In sunflowers, Rieseberg’s team found tens of thousands of copy number variants, thousands of translocations, and hundreds of inversions — all within a small group of cultivated genotypes. And these are not minor tweaks. Some of the inversions span over 100 megabases — two-thirds the size of the entire Arabidopsis genome.
The kicker? These rearrangements don’t just shuffle the genome — they reshape it. Many of them suppress recombination, affect hybrid fertility, and create what Rieseberg calls “supergenes”: regions of the genome that bundle together traits for local adaptation. They’re like nature’s own prepackaged trait kits — tuned to survive extremes of drought, heat, and nutrient-poor soils.
Take the wild Helianthus petiolaris, which survives on sand dunes along Texas’ coast. Its massive seeds help seedlings tap deep water reserves. Rieseberg’s team traced this adaptation — and many others, from flowering time to nutrient use — to large chromosomal inversions. The genomic message was clear: these structural changes were not only real but essential.
A Breeding Paradox
But here’s the catch. While these structural variants can offer adaptive superpowers, they come with serious baggage.
In cultivated sunflowers, for instance, introducing resistance genes from wild relatives — especially from more genetically distant species — often leads to reduced seed size, lower oil content, or smaller heads. That’s because the translocated or inverted regions frequently drag along other, unwanted traits.
“We saw consistent negative trade-offs,” says Rieseberg. “Introgressions from the secondary gene pool nearly always decreased performance in key agronomic traits.”
It’s a sobering insight for breeders who rely on wild relatives to diversify their crop genetics. You can get the disease resistance — but at a cost.

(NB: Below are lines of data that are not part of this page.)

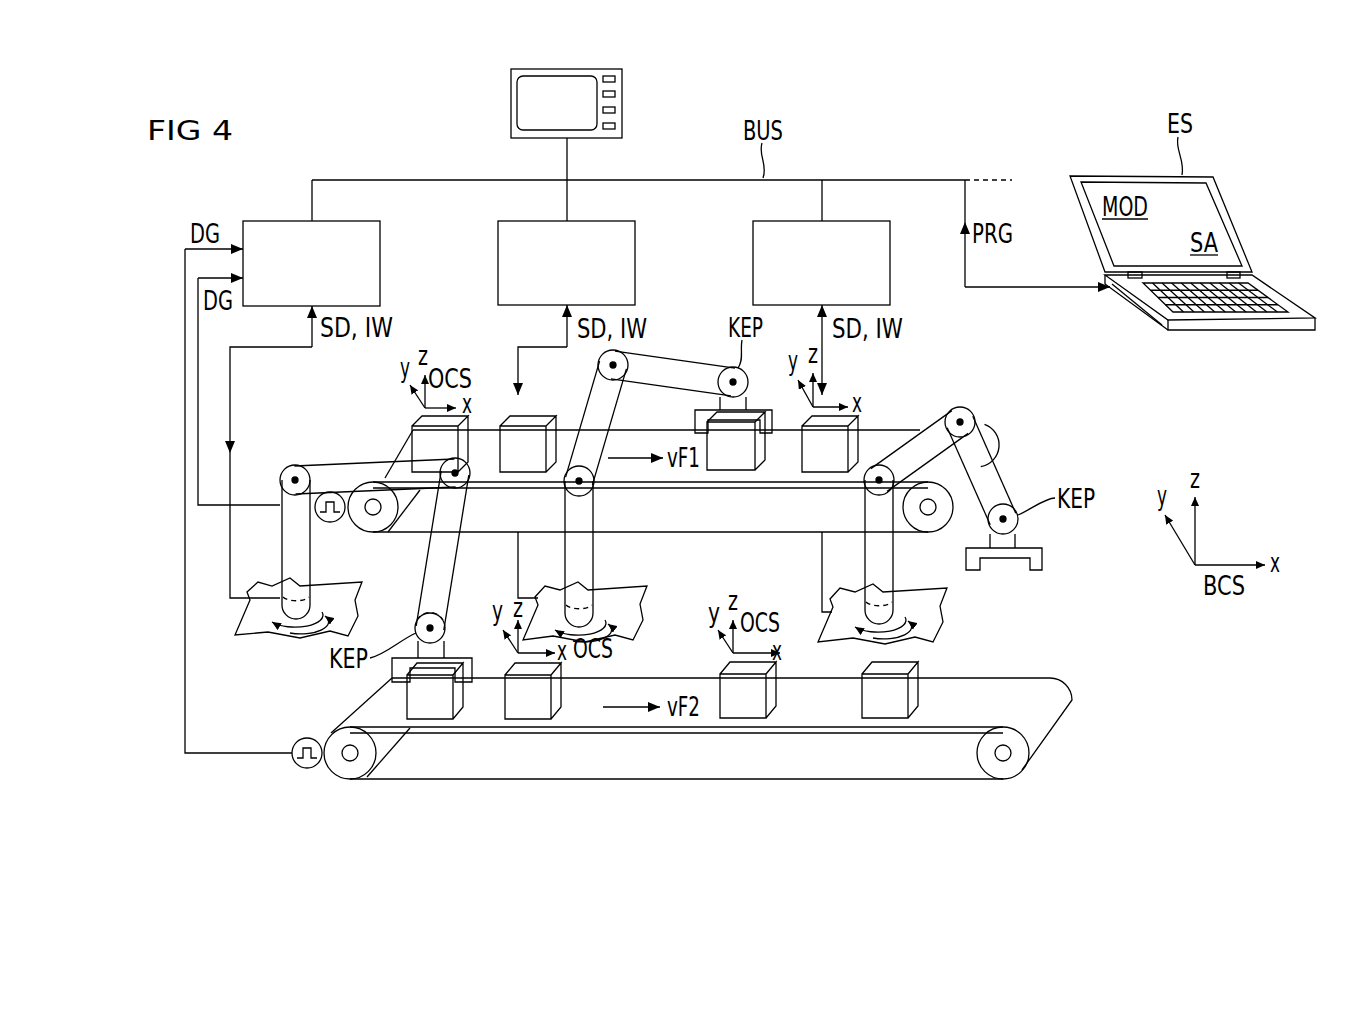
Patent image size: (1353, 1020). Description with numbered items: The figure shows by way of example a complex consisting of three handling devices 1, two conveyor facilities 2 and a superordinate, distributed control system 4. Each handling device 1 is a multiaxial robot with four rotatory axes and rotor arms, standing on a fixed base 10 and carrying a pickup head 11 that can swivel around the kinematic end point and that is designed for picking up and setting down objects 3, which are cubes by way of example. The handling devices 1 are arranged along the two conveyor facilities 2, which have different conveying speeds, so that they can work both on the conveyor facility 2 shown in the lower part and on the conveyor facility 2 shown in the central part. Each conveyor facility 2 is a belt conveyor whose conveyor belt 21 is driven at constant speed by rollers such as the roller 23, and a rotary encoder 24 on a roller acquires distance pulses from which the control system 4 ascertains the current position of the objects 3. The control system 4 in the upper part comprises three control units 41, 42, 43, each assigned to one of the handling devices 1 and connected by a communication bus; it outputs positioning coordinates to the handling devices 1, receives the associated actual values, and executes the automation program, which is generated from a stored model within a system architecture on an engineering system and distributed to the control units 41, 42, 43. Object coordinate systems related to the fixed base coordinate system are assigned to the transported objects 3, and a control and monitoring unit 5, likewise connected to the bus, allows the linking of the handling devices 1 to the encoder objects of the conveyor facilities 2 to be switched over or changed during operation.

The handling device 1 is at (681, 479).
The conveyor facility 2 is at (731, 720).
The object 3 is at (522, 462).
The control system 4 is at (600, 243).
The control unit 41 is at (380, 243).
The control unit 42 is at (635, 243).
The control unit 43 is at (890, 243).
The control and monitoring unit 5 is at (622, 100).
The fixed base 10 is at (260, 630).
The pickup head 11 is at (456, 658).
The conveyor belt 21 is at (1020, 702).
The roller 23 is at (1000, 761).
The rotary encoder 24 is at (336, 521).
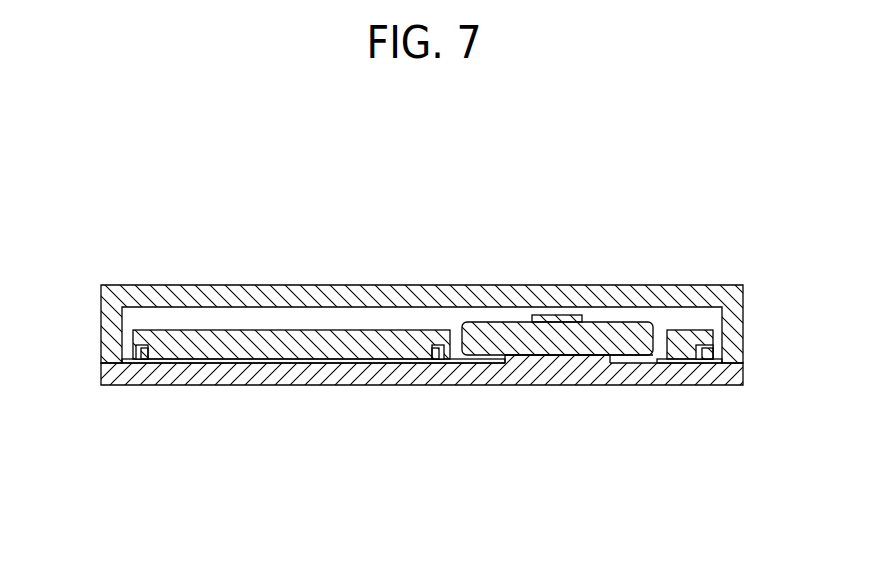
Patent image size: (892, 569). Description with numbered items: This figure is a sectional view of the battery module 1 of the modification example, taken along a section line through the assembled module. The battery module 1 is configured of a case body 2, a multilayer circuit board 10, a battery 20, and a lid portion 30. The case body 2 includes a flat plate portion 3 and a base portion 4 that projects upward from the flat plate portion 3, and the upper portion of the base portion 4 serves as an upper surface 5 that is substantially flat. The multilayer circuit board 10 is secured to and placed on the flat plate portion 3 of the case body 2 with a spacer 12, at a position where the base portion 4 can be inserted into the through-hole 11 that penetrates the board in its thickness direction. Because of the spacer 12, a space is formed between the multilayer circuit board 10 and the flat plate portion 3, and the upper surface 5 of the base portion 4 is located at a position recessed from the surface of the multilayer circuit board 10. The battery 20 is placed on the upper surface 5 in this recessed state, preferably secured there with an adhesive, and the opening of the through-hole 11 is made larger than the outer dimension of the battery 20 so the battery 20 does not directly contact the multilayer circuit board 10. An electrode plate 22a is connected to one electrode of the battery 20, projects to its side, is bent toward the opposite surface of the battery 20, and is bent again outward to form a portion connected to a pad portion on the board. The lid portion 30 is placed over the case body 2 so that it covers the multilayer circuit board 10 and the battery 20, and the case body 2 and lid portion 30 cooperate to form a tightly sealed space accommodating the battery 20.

The battery module 1 is at (137, 207).
The case body 2 is at (733, 375).
The flat plate portion 3 is at (286, 365).
The base portion 4 is at (556, 356).
The upper surface 5 is at (604, 346).
The multilayer circuit board 10 is at (132, 333).
The through-hole 11 is at (658, 364).
The spacer 12 is at (138, 353).
The battery 20 is at (486, 336).
The electrode plate 22a is at (567, 318).
The lid portion 30 is at (288, 291).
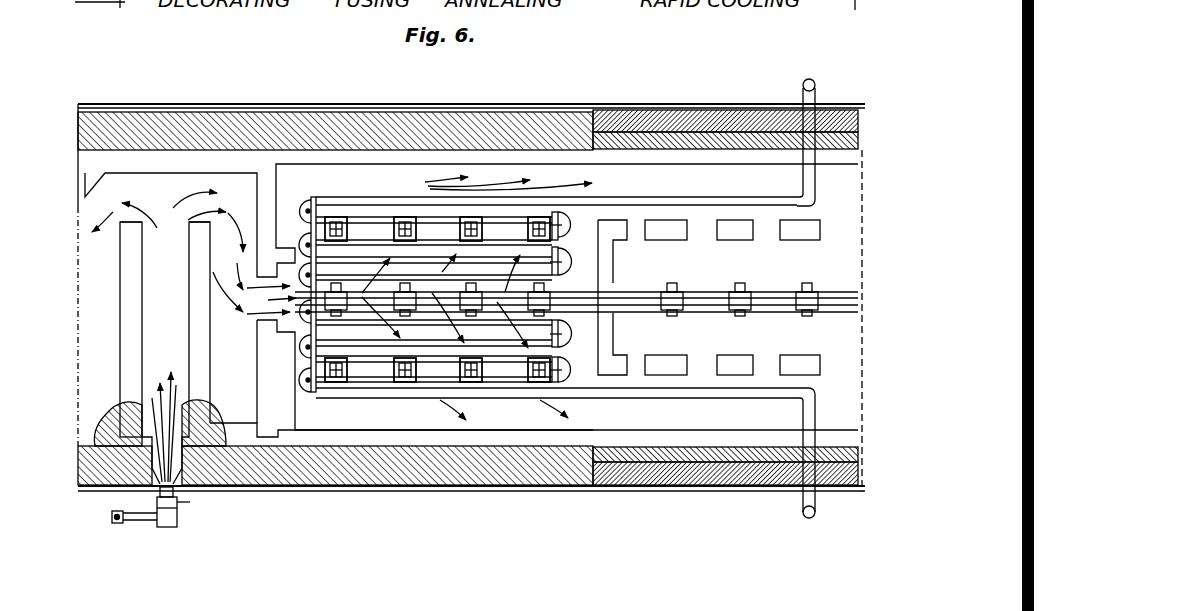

Sometimes, a big one.
Can we Outsmart the Genome?
So, what’s the way forward?
One option is precision: choosing breeding lines that naturally complement deleterious introgressions. Another is innovation: flipping inversions back using CRISPR-based technologies. In Arabidopsis, researchers have already shown this can restore recombination in inverted regions.
But perhaps the most practical takeaway is deceptively simple — go back to the basics. Primary gene pools, Rieseberg emphasized, often hold the same valuable traits as more exotic species, minus the genomic chaos. You just have to look harder.
“There’s almost always a version of the trait you need in the primary germplasm,” he says. “It might not be obvious at first. But it’s there.”